L’intéressé a tenté de rectifier le tir mardi auprès de l’AFP, sans parvenir à éteindre l’incendie. « Yannick Jadot retourne officiellement à ses convictions libérales bien connues des adhérents d’EELV » et à « l’écologie de marché » a dénoncé Jean-Luc Mélenchon sur son blog mardi. Guillaume Balas, bras droit de Hamon à Génération.s. estime lui que « l’écologie est incompatible avec le capitalisme productiviste. Être complaisant avec les droites dans les mots, les rejoindre, n’amèneront que le pire ».

« C’est une stratégie électorale pour draguer les électeurs de Hulot »

« Les écologistes se posent en constructifs. Tout ce qu’on pourra arracher comme avancées sur le climat, contre les lobbys, on prendra. Mais nos critères font qu’il n’y aura pas d’accord avec le PPE », évacue le porte-parole du parti, Julien Bayou. « A Bruxelles, il y a des commissaires imbuvables. Et d’autres qui ne sont pas du même bord mais avec qui on peut discuter, c’est le sens des propos de Yannick sur Michel Barnier », ajoute-t-il, rappelant que les Verts ont leurs candidats à la Commission européenne.

Après l’échec de l’alliance à Benoît Hamon pour la présidentielle, Yannick Jadot a cette fois pris la tête d’une liste autonome et refusé toutes les approches d’union de la gauche. « L’écologie ce n’est pas la gauche », a-t-il d’ailleurs plaidé, disant vouloir donner à son mouvement une place « centrale ». Ces propos, ajoutés à ses doux mots pour « la libre entreprise et l’économie de marché » ont suscité la critique jusqu’en interne.

Une stratégie payante ?

« Moi je suis de gauche, je crois encore dans les principes de gauche et je pense que la base d’EELV n’est pas pour l’économie de marché. Il n’y a pas d’écologie sans justice sociale », regrette la sénatrice EELV, Esther Benbassa. « C’est une stratégie électorale, il veut draguer les déçus du macronisme, les ni-ni, les électeurs de Hulot. Mais si nous sommes ni de droite ni de gauche, allons directement chez Macron comme l’a fait monsieur [Pascal] Durand ».

« Notre programme transpire la gauche, mais nous ne voulons pas nous enfermer dans ce terme. Car la social-démocratie a abîmé le mot gauche. On a beaucoup souffert de la confusion entretenue par Hollande, qui a préparé le terrain à Emmanuel Macron », justifie Julien Bayou. « La seule question qui compte est celle de l’écologie ».

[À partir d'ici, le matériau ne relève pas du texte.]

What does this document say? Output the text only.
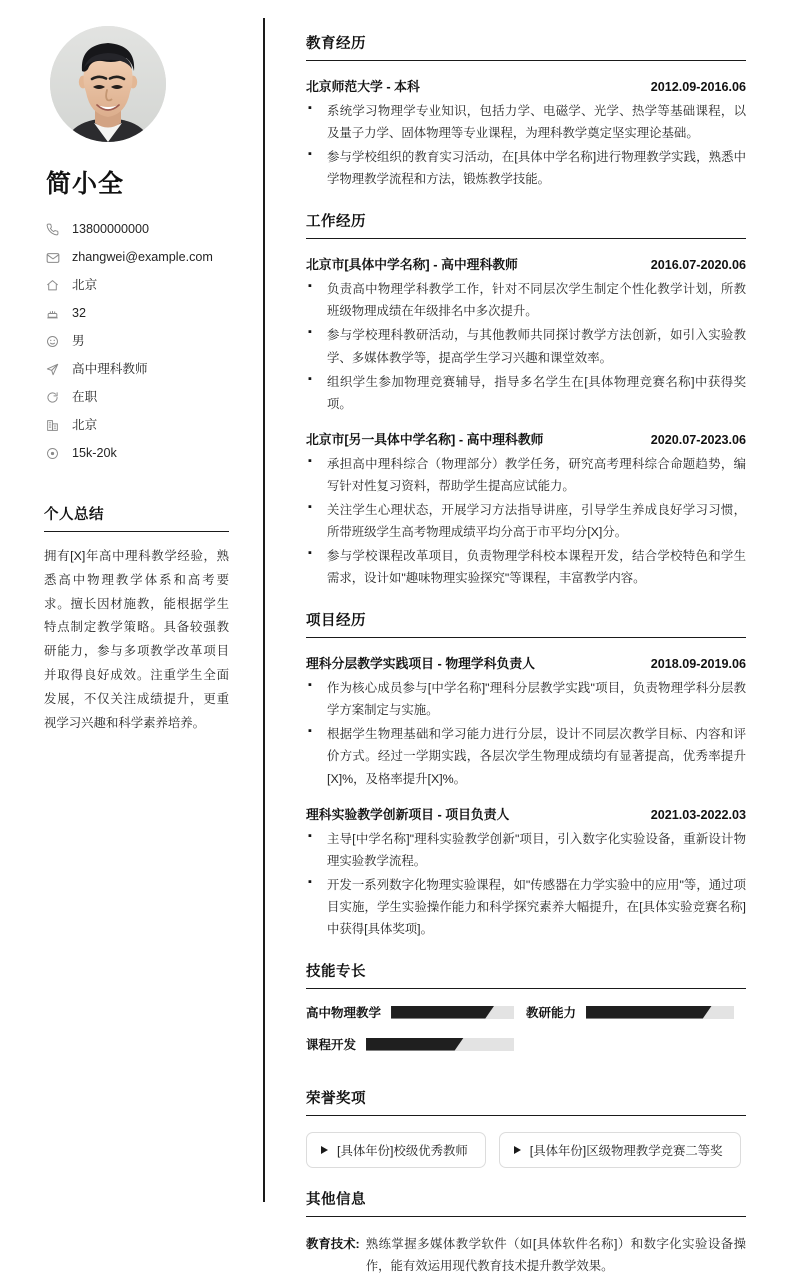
简小全
13800000000
zhangwei@example.com
北京
32
男
高中理科教师
在职
北京
15k-20k
个人总结

拥有[X]年高中理科教学经验，熟悉高中物理教学体系和高考要求。擅长因材施教，能根据学生特点制定教学策略。具备较强教研能力，参与多项教学改革项目并取得良好成效。注重学生全面发展，不仅关注成绩提升，更重视学习兴趣和科学素养培养。

教育经历
北京师范大学 - 本科	2012.09-2016.06
▪ 系统学习物理学专业知识，包括力学、电磁学、光学、热学等基础课程，以及量子力学、固体物理等专业课程，为理科教学奠定坚实理论基础。
▪ 参与学校组织的教育实习活动，在[具体中学名称]进行物理教学实践，熟悉中学物理教学流程和方法，锻炼教学技能。
工作经历
北京市[具体中学名称] - 高中理科教师	2016.07-2020.06
▪ 负责高中物理学科教学工作，针对不同层次学生制定个性化教学计划，所教班级物理成绩在年级排名中多次提升。
▪ 参与学校理科教研活动，与其他教师共同探讨教学方法创新，如引入实验教学、多媒体教学等，提高学生学习兴趣和课堂效率。
▪ 组织学生参加物理竞赛辅导，指导多名学生在[具体物理竞赛名称]中获得奖项。
北京市[另一具体中学名称] - 高中理科教师	2020.07-2023.06
▪ 承担高中理科综合（物理部分）教学任务，研究高考理科综合命题趋势，编写针对性复习资料，帮助学生提高应试能力。
▪ 关注学生心理状态，开展学习方法指导讲座，引导学生养成良好学习习惯，所带班级学生高考物理成绩平均分高于市平均分[X]分。
▪ 参与学校课程改革项目，负责物理学科校本课程开发，结合学校特色和学生需求，设计如"趣味物理实验探究"等课程，丰富教学内容。
项目经历
理科分层教学实践项目 - 物理学科负责人	2018.09-2019.06
▪ 作为核心成员参与[中学名称]"理科分层教学实践"项目，负责物理学科分层教学方案制定与实施。
▪ 根据学生物理基础和学习能力进行分层，设计不同层次教学目标、内容和评价方式。经过一学期实践，各层次学生物理成绩均有显著提高，优秀率提升[X]%，及格率提升[X]%。
理科实验教学创新项目 - 项目负责人	2021.03-2022.03
▪ 主导[中学名称]"理科实验教学创新"项目，引入数字化实验设备，重新设计物理实验教学流程。
▪ 开发一系列数字化物理实验课程，如"传感器在力学实验中的应用"等，通过项目实施，学生实验操作能力和科学探究素养大幅提升，在[具体实验竞赛名称]中获得[具体奖项]。
技能专长
高中物理教学	教研能力
课程开发
荣誉奖项
[具体年份]校级优秀教师	[具体年份]区级物理教学竞赛二等奖
其他信息
教育技术: 熟练掌握多媒体教学软件（如[具体软件名称]）和数字化实验设备操作，能有效运用现代教育技术提升教学效果。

EELV vise les 15 % en mai prochain

Au coude à coude avec La France insoumise dans certains sondages, EELV vise les 15 % en mai prochain et espère rattraper Les Républicains. Un signe que « l’écologie pragmatique » est la bonne stratégie, selon des cadres du mouvement à l’AFP. Au moins pour les semaines à venir.

« Depuis plusieurs mois, je dis de manière claire que je ne suis pas d’accord avec cette stratégie d’isolement. Elle peut être bénéfique à court terme. Les écolos peuvent faire un bon score aux Européennes, mais ce sera une victoire à la Pyrrhus », estime l’ancien eurodéputé écolo, Noël Mamère. « J’ai tenté de faciliter l’union de la gauche, mais Yannick Jadot campait sur sa volonté de partir seul. C’est de l’ordre du gâchis et du suicide pour le futur ».